Australia need not follow US script on its relationship with China

By Chen Hong Source:Global Times Published: 2019/8/15 20:43:41

Photo: VCG

In his recent book, How to Defend Australia, Australian security analyst and commentator Hugh White reiterates his argument that Australia is embroiled in an ever-escalating contest of power between China and the US. He emphasizes that the choice Australia makes will be pivotal and decisive to its future place in the new era, and in the new Asia-Pacific region. 

Australia's traditional defense and security alliance with the US is the outcome of the post World War II world order, but the end of the Cold War and the peaceful rise of China in recent decades have ushered in a new international scenario. In particular, since US President Donald Trump assumed office in 2017, Australia has increasingly found itself caught up in an unimagined and unprecedented conundrum - whether to blindly cling to the anti-China stance that Washington has been belligerently championing while demanding all-round support from its allies, or to embrace the challenging situation and make innovatively strategic changes to its diplomacy.

The extraordinary transformation in Australia's neighboring region and the whole world has caused profound anxiety among some strategists, policymakers and politicians Down Under who have been adhering to the Cold War mind-set and refused to move ahead with the historic headway provided by sweeping global development. 

For example, the recent incendiary vilification of China by West Australian Liberal member of parliament (MP) Andrew Hastie, who on August 8 compared China's growing influence to the rise of Nazi Germany, showed the effect of Washington's ballistic rhetoric and crusade to contain China and hinder its development. It also reflects his inability to adapt to the massive geopolitical and geoeconomic changes. Hastie, the jingoistic former special air service regiment captain, could not distinguish today's world from 1940's Europe and sermonized on the necessity of "geopolitical struggle" against the so-called China's intrusions that exist in his fantasies and those of his ilk. The fact that he divided the world into friends and enemies based on systemic and ideological differences is simplistic and out of date.

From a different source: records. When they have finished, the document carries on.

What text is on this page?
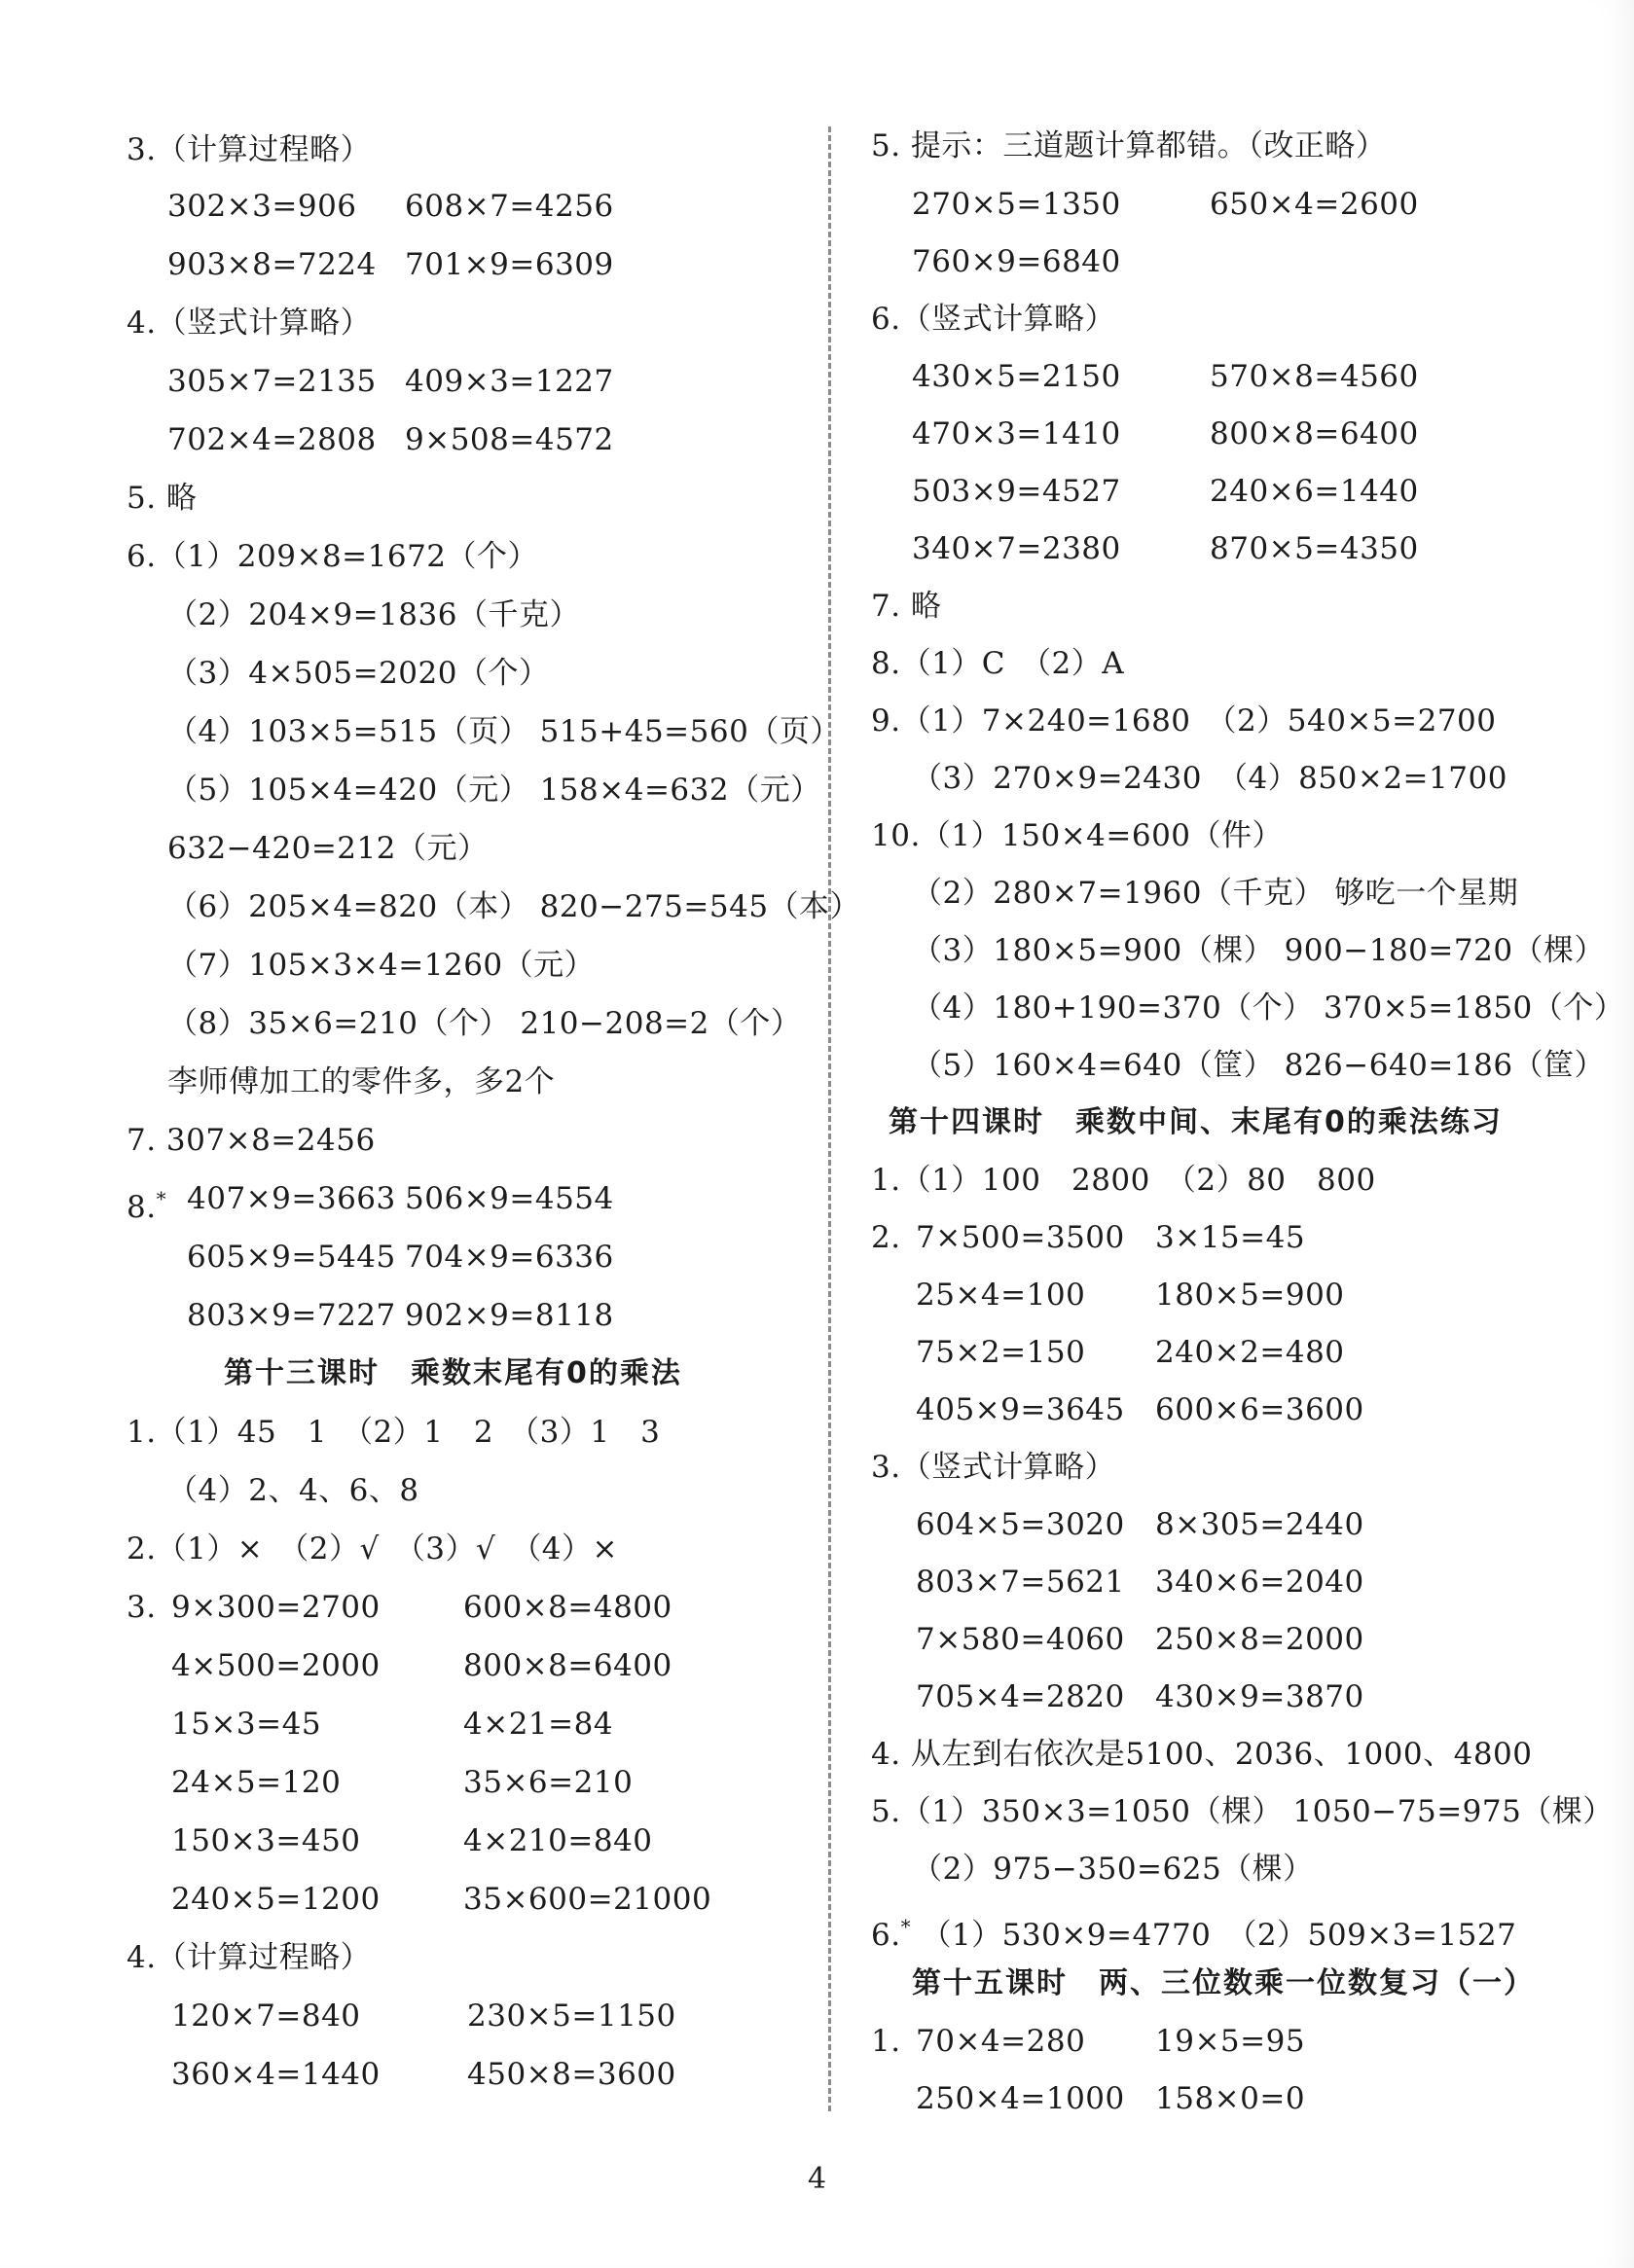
3.（计算过程略）
302×3=906 608×7=4256
903×8=7224 701×9=6309
4.（竖式计算略）
305×7=2135 409×3=1227
702×4=2808 9×508=4572
5. 略
6.（1）209×8=1672（个）
（2）204×9=1836（千克）
（3）4×505=2020（个）
（4）103×5=515（页） 515+45=560（页）
（5）105×4=420（元） 158×4=632（元）
632−420=212（元）
（6）205×4=820（本） 820−275=545（本）
（7）105×3×4=1260（元）
（8）35×6=210（个） 210−208=2（个）
李师傅加工的零件多，多2个
7. 307×8=2456
8.* 407×9=3663 506×9=4554
605×9=5445 704×9=6336
803×9=7227 902×9=8118
第十三课时　乘数末尾有0的乘法
1.（1）45　1　（2）1　2　（3）1　3
（4）2、4、6、8
2.（1）×　（2）√　（3）√　（4）×
3. 9×300=2700	600×8=4800
4×500=2000	800×8=6400
15×3=45	4×21=84
24×5=120	35×6=210
150×3=450	4×210=840
240×5=1200	35×600=21000
4.（计算过程略）
120×7=840	230×5=1150
360×4=1440	450×8=3600
5. 提示：三道题计算都错。（改正略）
270×5=1350	650×4=2600
760×9=6840
6.（竖式计算略）
430×5=2150	570×8=4560
470×3=1410	800×8=6400
503×9=4527	240×6=1440
340×7=2380	870×5=4350
7. 略
8.（1）C　（2）A
9.（1）7×240=1680　（2）540×5=2700
（3）270×9=2430　（4）850×2=1700
10.（1）150×4=600（件）
（2）280×7=1960（千克） 够吃一个星期
（3）180×5=900（棵） 900−180=720（棵）
（4）180+190=370（个） 370×5=1850（个）
（5）160×4=640（筐） 826−640=186（筐）
第十四课时　乘数中间、末尾有0的乘法练习
1.（1）100　2800　（2）80　800
2. 7×500=3500 3×15=45
25×4=100 180×5=900
75×2=150 240×2=480
405×9=3645 600×6=3600
3.（竖式计算略）
604×5=3020 8×305=2440
803×7=5621 340×6=2040
7×580=4060 250×8=2000
705×4=2820 430×9=3870
4. 从左到右依次是5100、2036、1000、4800
5.（1）350×3=1050（棵） 1050−75=975（棵）
（2）975−350=625（棵）
6.* （1）530×9=4770　（2）509×3=1527
第十五课时　两、三位数乘一位数复习（一）
1. 70×4=280 19×5=95
250×4=1000 158×0=0
4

It is pathetic that some Australian politicians have been reduced to pliable marionettes of such anti-China puppeteers as the US Secretary of State Mike Pompeo to persistently fuel the so-called China threat theory as a way to seek security guarantee from a country that has in fact been hijacking the world economy to serve the prioritized political and economic interests of its own.

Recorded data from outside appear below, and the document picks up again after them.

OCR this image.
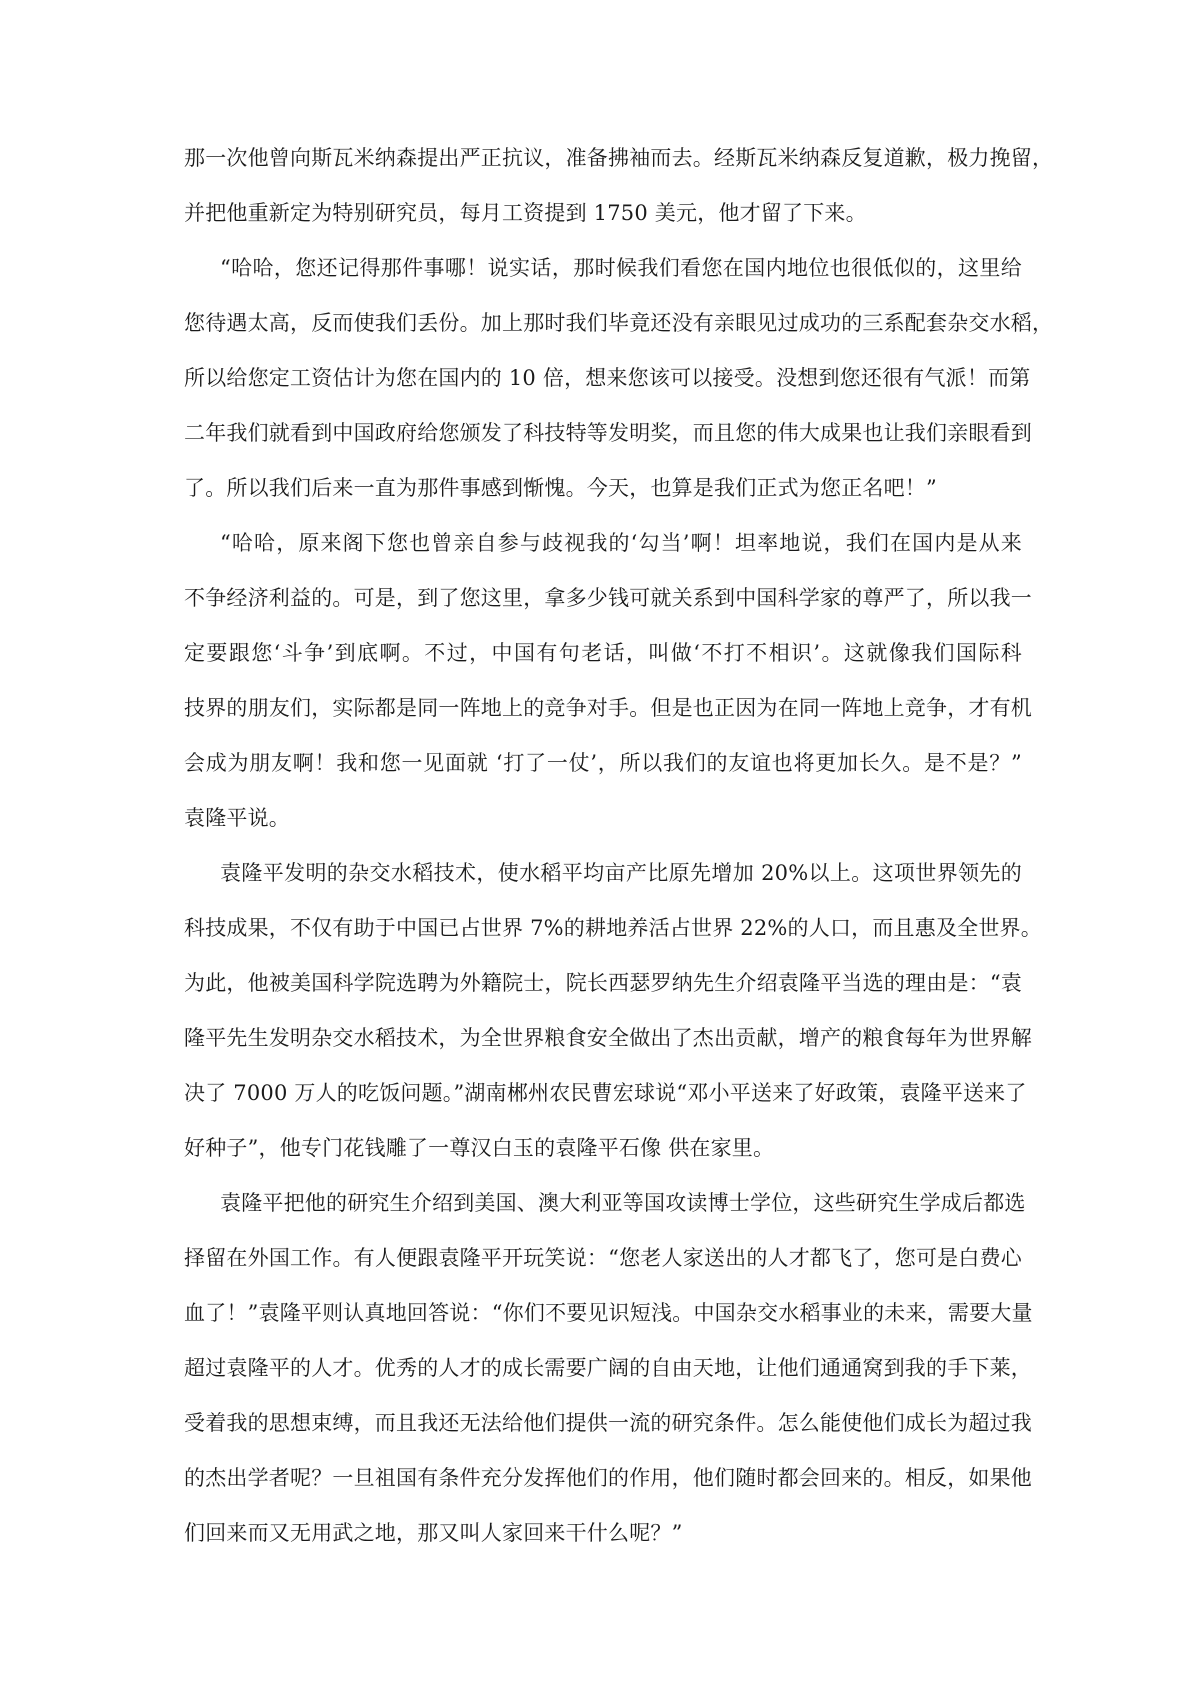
那一次他曾向斯瓦米纳森提出严正抗议，准备拂袖而去。经斯瓦米纳森反复道歉，极力挽留，
并把他重新定为特别研究员，每月工资提到 1750 美元，他才留了下来。
“哈哈，您还记得那件事哪！说实话，那时候我们看您在国内地位也很低似的，这里给
您待遇太高，反而使我们丢份。加上那时我们毕竟还没有亲眼见过成功的三系配套杂交水稻，
所以给您定工资估计为您在国内的 10 倍，想来您该可以接受。没想到您还很有气派！而第
二年我们就看到中国政府给您颁发了科技特等发明奖，而且您的伟大成果也让我们亲眼看到
了。所以我们后来一直为那件事感到惭愧。今天，也算是我们正式为您正名吧！”
“哈哈，原来阁下您也曾亲自参与歧视我的‘勾当’啊！坦率地说，我们在国内是从来
不争经济利益的。可是，到了您这里，拿多少钱可就关系到中国科学家的尊严了，所以我一
定要跟您‘斗争’到底啊。不过，中国有句老话，叫做‘不打不相识’。这就像我们国际科
技界的朋友们，实际都是同一阵地上的竞争对手。但是也正因为在同一阵地上竞争，才有机
会成为朋友啊！我和您一见面就 ‘打了一仗’，所以我们的友谊也将更加长久。是不是？”
袁隆平说。
袁隆平发明的杂交水稻技术，使水稻平均亩产比原先增加 20%以上。这项世界领先的
科技成果，不仅有助于中国已占世界 7%的耕地养活占世界 22%的人口，而且惠及全世界。
为此，他被美国科学院选聘为外籍院士，院长西瑟罗纳先生介绍袁隆平当选的理由是：“袁
隆平先生发明杂交水稻技术，为全世界粮食安全做出了杰出贡献，增产的粮食每年为世界解
决了 7000 万人的吃饭问题。”湖南郴州农民曹宏球说“邓小平送来了好政策，袁隆平送来了
好种子”，他专门花钱雕了一尊汉白玉的袁隆平石像 供在家里。
袁隆平把他的研究生介绍到美国、澳大利亚等国攻读博士学位，这些研究生学成后都选
择留在外国工作。有人便跟袁隆平开玩笑说：“您老人家送出的人才都飞了，您可是白费心
血了！”袁隆平则认真地回答说：“你们不要见识短浅。中国杂交水稻事业的未来，需要大量
超过袁隆平的人才。优秀的人才的成长需要广阔的自由天地，让他们通通窝到我的手下莱，
受着我的思想束缚，而且我还无法给他们提供一流的研究条件。怎么能使他们成长为超过我
的杰出学者呢？一旦祖国有条件充分发挥他们的作用，他们随时都会回来的。相反，如果他
们回来而又无用武之地，那又叫人家回来干什么呢？”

It was prudent for Australian Prime Minister Scott Morrison to stress recently that Australia's relationship with China could withstand any challenges. Such challenges may originate from the systemic and social differences between the two countries, but more importantly they come from coercive pressures of US agenda of thwarting China's development in the region as well as around the world. However, there is no point in Australia closing ranks with the US in taking on China as a rival. It is disturbing that a number of Australian federal MPs support and have been defending Hastie's drivels, echoing his conspiracy theory about China. However, luckily there are still sensible voices such as Western Australia's Premier Mark McGowan, who criticized the MP and urged him to "stop damaging the relationship and threatening WA (Western Australia) jobs with extreme and inflammatory language." 

It is in China's national interest to maintain and develop the comprehensive strategic partnership with Australia. Both countries need to cherish and promote the bilateral relationship that has been reaping mutual benefits for 47 years. Neither side wishes to see deterioration of the relationship in all aspects. As Penny Wong, Australian Labor Party's foreign affairs spokeswoman, recently emphasized, Australia's relations with China are critical and consequential.

In face of the Trump administration's reckless disruption of the world's rules-based trade order that has been threatening to wreak more and further havoc on the economy of many countries including Australia, Canberra needs to recalibrate its diplomatic policy to better serve its own national interest rather than being in cahoots with Uncle Sam as the latter's surrogated deputy sheriff in the Asia-Pacific region.

The world today is characterized by diversity and multiplicity. China's answer to the current challenges in the world resonates with the Confucian wisdom - to seek harmony instead of imposing uniformity. China respects Australia as a country of economic dynamism, social openness, and multicultural resilience. China expects Australia to show the same respect and trust which would contribute to further cooperation between Beijing and Canberra.